February 10, 2016 | David F. Coppedge

The Crawling Eye: Cells as Lenses

Certain bacteria can respond to light be turning their whole bodies into eyeballs.

The cells are round anyway; why not focus light? Scientists have wondered why certain cyanobacteria in “pond slime” are able to move toward light, a process given the name phototaxis (“light order”). A new study published in eLife suggests that the whole cell becomes a lens. The BBC News comments:

Amazing FactsDespite being just three micrometres (0.003mm) in diameter, the bacteria in the study use the same physical principles as the eye of a camera or a human.

This makes them “probably the world’s smallest and oldest example” of such a lens, the researchers write in the journal eLife.

Scientists had noticed photo taxis for a long time. Reporter Jonathan Webb writes, “After more than three centuries of scientists eyeballing bugs under microscopes, Prof Mullineaux said it was remarkable that nobody had picked up on this before.” A press release from the University of Freiberg sheds some light on that:

All previous attempts to explain bacterial phototaxis, the process by which bacteria move toward light, have failed because these organisms, which measure only a few lengths of a light wave, were thought to be too small to perceive differences in light between the front and back side of the cell. Since the entire bacterium functions like a lens, however, the organisms can concentrate light, creating a pronounced light gradient within the cell.
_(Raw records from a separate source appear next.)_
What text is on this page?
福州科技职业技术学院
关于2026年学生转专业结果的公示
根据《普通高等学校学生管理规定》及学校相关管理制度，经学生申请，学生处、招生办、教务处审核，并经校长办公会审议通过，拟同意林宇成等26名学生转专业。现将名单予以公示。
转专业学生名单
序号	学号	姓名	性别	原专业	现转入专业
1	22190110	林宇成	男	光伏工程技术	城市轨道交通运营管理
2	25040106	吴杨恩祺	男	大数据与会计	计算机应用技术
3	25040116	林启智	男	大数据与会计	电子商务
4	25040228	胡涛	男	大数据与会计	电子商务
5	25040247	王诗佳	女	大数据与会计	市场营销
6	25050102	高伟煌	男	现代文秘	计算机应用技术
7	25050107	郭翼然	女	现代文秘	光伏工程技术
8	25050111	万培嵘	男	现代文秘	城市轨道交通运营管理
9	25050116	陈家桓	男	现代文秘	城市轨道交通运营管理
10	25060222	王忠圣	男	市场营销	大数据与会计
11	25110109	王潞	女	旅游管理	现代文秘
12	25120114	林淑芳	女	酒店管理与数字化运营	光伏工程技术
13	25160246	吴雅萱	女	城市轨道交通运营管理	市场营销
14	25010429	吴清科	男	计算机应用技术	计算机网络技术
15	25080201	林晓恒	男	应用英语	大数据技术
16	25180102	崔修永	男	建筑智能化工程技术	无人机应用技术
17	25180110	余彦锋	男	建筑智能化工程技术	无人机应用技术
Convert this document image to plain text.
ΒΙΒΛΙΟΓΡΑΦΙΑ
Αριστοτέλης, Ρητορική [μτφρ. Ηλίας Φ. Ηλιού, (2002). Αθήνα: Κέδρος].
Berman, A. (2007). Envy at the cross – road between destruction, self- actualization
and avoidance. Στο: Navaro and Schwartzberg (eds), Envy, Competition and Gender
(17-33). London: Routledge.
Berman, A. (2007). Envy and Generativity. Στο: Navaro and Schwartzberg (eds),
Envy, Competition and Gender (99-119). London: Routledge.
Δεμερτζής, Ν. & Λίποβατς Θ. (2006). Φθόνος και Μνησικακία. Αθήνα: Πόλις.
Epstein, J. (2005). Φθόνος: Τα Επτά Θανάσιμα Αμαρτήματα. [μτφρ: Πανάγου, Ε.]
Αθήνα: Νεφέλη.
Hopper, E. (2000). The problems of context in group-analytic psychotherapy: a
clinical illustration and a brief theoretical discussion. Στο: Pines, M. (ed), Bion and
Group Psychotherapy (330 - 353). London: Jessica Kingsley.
It’s not that different from the way the human eyeball focuses light, Live Science says. “A cyanobacterium, however, is 500 million times smaller than the human eye, and the algae likely view only the blurry outlines of objects that the human eye could see clearly, the researchers said.” In response to the light, a cyanobacterium grows tiny tentacles called pili that move the cell toward the light source.

What’s also remarkable is that none of the articles or the journal paper itself talked about evolution.

Think about what a cell needs to use this information. It has to know how to shape itself into a lens. There have to be receptors at the focal point. Those receptors have to send signals to the nucleus, where genes must be transcribed to turn the information into action. The cell has to grow pili at the right place, and move them in directions that push the whole cell toward the light.

If any one of those processes is missing (and each involves complex molecular machinery), phototaxis wouldn’t work. That’s design, not evolution. That this takes place in a “simple, primitive” life form like a bacterium should give Charlie more cold shudders.